Express Editor claims PCC 'should have intervened' in McCann coverage
Marta Cooper: Express Editor claims PCC 'should have intervened' in McCann coverage
12 Jan 12

The editor of the Daily Express has suggested to the Leveson Inquiry today that one of the reasons for the paper opting out of the Press Complaints Commission was because it failed to stop the tabloid publishing defamatory articles about the McCanns.

Hugh Whittow said: “Because of the McCanns I think that was a huge problem for us and I think they should have intervened.” He added that “no one was intervening at all, and the coverage “just went on and on”.

Kate and Gerry McCann accepted £550,000 in damages and an apology from Express Newspapers in March 2008 for what the publisher admitted were “entirely untrue” and “defamatory” articles.

Whittow told Lord Justice Leveson: “I don’t blame the PCC. I just think in hindsight they might have been able to intervene and perhaps this will reflect in the body that you set up.”

Whittow was deputy editor at the time of the paper’s libellous coverage of the parents of the missing toddler, and said was not party to the decision to withdraw from the PCC.

Daily Star editor Dawn Neesom also testified to the Inquiry this morning. As counsel Robert Jay QC took her through a series of front-page stories from the paper, Neesom admitted headlines can at times “go too far”, with one story headlined “Terror as plane hits ash cloud” resulting in copies of the paper being removed from airport newsagents’ shelves over fears they could cause panic among travellers.

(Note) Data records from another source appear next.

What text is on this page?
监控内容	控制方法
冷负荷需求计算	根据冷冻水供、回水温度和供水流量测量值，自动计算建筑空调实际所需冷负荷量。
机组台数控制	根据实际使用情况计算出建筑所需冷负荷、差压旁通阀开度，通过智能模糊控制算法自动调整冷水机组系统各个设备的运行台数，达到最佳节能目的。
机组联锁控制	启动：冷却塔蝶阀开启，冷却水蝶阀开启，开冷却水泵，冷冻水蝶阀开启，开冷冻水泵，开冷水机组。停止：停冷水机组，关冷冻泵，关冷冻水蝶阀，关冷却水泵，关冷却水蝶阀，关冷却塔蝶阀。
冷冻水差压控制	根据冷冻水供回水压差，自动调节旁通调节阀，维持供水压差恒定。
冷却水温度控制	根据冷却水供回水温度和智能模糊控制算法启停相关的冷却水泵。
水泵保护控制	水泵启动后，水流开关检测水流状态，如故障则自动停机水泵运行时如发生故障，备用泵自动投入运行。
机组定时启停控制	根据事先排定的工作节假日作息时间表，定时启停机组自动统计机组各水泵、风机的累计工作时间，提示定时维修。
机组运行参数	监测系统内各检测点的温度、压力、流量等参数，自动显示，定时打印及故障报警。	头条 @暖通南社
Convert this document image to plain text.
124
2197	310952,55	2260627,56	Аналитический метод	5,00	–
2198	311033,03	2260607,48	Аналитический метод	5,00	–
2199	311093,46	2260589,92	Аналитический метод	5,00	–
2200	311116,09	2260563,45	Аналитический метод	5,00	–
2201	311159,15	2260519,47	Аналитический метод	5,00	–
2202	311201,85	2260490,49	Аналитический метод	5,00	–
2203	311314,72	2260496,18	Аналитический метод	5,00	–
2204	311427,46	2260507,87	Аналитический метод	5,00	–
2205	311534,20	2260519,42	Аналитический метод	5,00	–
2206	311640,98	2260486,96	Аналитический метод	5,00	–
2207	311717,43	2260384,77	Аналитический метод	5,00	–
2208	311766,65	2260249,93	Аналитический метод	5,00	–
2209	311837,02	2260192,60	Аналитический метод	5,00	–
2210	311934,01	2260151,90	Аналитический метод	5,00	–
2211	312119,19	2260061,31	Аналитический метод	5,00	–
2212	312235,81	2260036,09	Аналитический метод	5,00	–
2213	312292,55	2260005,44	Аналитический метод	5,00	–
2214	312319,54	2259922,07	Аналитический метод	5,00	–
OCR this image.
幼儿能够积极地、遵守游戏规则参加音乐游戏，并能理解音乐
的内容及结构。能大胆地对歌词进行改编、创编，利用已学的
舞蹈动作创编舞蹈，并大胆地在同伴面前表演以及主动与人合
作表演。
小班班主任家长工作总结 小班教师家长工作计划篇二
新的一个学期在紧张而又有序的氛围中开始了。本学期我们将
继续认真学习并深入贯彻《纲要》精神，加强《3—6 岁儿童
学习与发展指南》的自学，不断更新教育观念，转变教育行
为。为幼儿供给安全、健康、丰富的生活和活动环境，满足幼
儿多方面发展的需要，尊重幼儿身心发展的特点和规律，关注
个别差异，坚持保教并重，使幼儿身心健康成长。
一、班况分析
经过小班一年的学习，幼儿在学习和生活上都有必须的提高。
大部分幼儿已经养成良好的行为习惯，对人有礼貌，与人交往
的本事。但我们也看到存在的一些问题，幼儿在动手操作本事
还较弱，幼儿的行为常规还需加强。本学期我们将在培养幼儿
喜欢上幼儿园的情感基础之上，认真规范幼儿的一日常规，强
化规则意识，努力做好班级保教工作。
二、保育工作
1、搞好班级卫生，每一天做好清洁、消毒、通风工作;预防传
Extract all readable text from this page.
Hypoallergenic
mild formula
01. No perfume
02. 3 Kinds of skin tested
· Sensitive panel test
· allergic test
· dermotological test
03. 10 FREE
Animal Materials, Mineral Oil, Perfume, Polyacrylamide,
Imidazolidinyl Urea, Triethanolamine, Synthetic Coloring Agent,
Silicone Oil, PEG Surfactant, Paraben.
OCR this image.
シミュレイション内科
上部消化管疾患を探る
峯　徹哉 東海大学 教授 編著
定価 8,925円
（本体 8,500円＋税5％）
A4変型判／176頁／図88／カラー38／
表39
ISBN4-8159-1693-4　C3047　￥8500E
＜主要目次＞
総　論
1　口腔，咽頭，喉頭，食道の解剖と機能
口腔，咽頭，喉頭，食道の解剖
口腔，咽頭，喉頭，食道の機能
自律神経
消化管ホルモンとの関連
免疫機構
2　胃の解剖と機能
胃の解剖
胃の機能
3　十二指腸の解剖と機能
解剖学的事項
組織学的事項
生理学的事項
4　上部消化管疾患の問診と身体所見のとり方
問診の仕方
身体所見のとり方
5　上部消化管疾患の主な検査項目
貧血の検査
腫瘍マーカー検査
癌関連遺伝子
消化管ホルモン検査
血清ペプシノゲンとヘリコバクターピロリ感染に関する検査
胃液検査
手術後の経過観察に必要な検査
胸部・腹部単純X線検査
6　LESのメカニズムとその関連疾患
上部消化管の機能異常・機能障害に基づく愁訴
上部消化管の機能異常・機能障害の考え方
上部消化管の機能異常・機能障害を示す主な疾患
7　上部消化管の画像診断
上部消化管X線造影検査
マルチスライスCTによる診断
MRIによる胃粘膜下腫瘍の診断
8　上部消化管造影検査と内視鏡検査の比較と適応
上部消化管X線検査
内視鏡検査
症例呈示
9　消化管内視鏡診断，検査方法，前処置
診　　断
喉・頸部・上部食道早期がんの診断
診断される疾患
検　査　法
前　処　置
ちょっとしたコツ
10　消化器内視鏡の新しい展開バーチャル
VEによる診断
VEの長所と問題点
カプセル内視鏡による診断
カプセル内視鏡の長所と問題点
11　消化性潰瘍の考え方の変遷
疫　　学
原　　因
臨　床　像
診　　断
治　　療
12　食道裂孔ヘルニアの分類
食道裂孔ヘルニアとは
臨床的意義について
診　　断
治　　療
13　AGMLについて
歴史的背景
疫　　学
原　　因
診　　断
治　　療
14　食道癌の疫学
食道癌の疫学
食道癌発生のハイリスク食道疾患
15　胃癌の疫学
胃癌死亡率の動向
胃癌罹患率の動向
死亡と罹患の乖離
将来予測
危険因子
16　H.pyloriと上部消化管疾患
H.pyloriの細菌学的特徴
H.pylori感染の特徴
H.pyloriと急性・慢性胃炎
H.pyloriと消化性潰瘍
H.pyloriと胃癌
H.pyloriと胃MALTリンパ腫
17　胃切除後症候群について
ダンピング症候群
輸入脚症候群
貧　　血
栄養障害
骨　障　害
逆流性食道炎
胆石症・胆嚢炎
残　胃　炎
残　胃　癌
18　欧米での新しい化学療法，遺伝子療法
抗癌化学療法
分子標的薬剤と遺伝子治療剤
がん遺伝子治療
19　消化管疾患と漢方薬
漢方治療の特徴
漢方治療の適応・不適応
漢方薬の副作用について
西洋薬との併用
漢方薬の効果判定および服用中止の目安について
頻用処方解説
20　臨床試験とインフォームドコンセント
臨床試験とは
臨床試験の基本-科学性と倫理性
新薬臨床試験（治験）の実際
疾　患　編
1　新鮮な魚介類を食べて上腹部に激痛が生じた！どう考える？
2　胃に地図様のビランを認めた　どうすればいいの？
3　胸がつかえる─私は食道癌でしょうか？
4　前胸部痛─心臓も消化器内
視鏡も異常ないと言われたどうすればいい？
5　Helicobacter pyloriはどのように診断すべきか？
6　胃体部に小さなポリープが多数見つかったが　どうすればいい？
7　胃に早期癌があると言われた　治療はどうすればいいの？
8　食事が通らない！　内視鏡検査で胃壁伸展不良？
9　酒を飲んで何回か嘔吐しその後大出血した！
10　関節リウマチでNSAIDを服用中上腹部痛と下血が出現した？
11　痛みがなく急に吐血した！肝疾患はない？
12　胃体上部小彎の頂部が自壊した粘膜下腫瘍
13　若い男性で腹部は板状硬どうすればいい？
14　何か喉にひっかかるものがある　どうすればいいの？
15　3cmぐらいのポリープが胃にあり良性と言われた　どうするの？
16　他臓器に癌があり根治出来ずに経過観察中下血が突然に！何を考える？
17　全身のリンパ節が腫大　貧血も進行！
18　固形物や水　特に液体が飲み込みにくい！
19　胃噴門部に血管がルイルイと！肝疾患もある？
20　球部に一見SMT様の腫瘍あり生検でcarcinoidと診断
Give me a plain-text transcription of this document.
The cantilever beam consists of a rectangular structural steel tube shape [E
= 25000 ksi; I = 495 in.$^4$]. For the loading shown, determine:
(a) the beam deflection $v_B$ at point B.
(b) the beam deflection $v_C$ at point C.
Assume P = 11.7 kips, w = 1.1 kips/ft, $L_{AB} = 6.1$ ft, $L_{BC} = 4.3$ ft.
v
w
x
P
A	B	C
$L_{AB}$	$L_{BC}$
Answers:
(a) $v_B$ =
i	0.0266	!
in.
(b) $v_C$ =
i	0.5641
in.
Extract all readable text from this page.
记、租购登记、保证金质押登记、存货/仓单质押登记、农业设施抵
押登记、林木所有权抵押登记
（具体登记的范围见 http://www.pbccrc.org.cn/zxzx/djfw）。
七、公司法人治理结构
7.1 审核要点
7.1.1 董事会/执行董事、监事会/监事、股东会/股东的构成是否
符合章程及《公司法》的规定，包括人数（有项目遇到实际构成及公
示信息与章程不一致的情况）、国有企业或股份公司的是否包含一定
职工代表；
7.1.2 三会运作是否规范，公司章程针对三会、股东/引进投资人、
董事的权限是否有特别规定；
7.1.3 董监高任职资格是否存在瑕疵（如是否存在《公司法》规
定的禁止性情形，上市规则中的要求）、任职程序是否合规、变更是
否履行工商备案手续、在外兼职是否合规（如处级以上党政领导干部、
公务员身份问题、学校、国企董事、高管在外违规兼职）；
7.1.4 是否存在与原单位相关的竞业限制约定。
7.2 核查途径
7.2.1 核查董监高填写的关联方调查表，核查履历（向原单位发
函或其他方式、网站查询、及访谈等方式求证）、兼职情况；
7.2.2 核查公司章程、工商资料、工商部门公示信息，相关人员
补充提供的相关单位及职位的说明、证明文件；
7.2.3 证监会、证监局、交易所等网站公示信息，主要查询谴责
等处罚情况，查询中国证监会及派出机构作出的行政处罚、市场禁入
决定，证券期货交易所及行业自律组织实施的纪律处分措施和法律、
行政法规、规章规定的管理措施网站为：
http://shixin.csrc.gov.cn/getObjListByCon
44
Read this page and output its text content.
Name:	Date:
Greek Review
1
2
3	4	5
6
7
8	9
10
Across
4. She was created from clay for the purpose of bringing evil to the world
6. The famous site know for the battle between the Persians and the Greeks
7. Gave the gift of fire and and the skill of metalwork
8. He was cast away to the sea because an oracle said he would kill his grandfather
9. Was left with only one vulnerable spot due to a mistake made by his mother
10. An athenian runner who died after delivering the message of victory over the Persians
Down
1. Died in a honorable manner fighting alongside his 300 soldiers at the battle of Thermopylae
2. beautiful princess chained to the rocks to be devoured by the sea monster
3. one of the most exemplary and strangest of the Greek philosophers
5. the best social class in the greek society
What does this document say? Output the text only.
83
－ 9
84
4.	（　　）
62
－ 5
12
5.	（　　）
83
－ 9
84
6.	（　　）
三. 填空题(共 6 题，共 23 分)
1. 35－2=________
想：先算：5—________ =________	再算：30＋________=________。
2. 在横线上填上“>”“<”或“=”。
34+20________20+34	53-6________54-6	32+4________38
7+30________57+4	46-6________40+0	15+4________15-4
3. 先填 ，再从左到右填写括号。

Earlier in the day Express Newspapers’ legal chief, Nicole Patterson, revealed to the Inquiry that the company was using private investigator Steve Whittamore in 2010, five years after he had been convicted for illegally trading information.

Going through a list of invoices from Whittamore’s company, JJ Services, Jay revealed that the earliest date of payments to the firm was 31 January 2005, and that Whittamore was still carrying out services for Express Newspapers in 2010.

Patterson said was not sure if Whittamore was still being used by the company’s papers. Jay called this surprising, given the “cloud hanging over” the private investigator.

Patterson added that the company carried out an internal investigation into phone hacking and other unlawful news gathering methods at its tabloids going back to 2000. She said there was no evidence to suggest phone hacking “or anything of that nature” had occurred.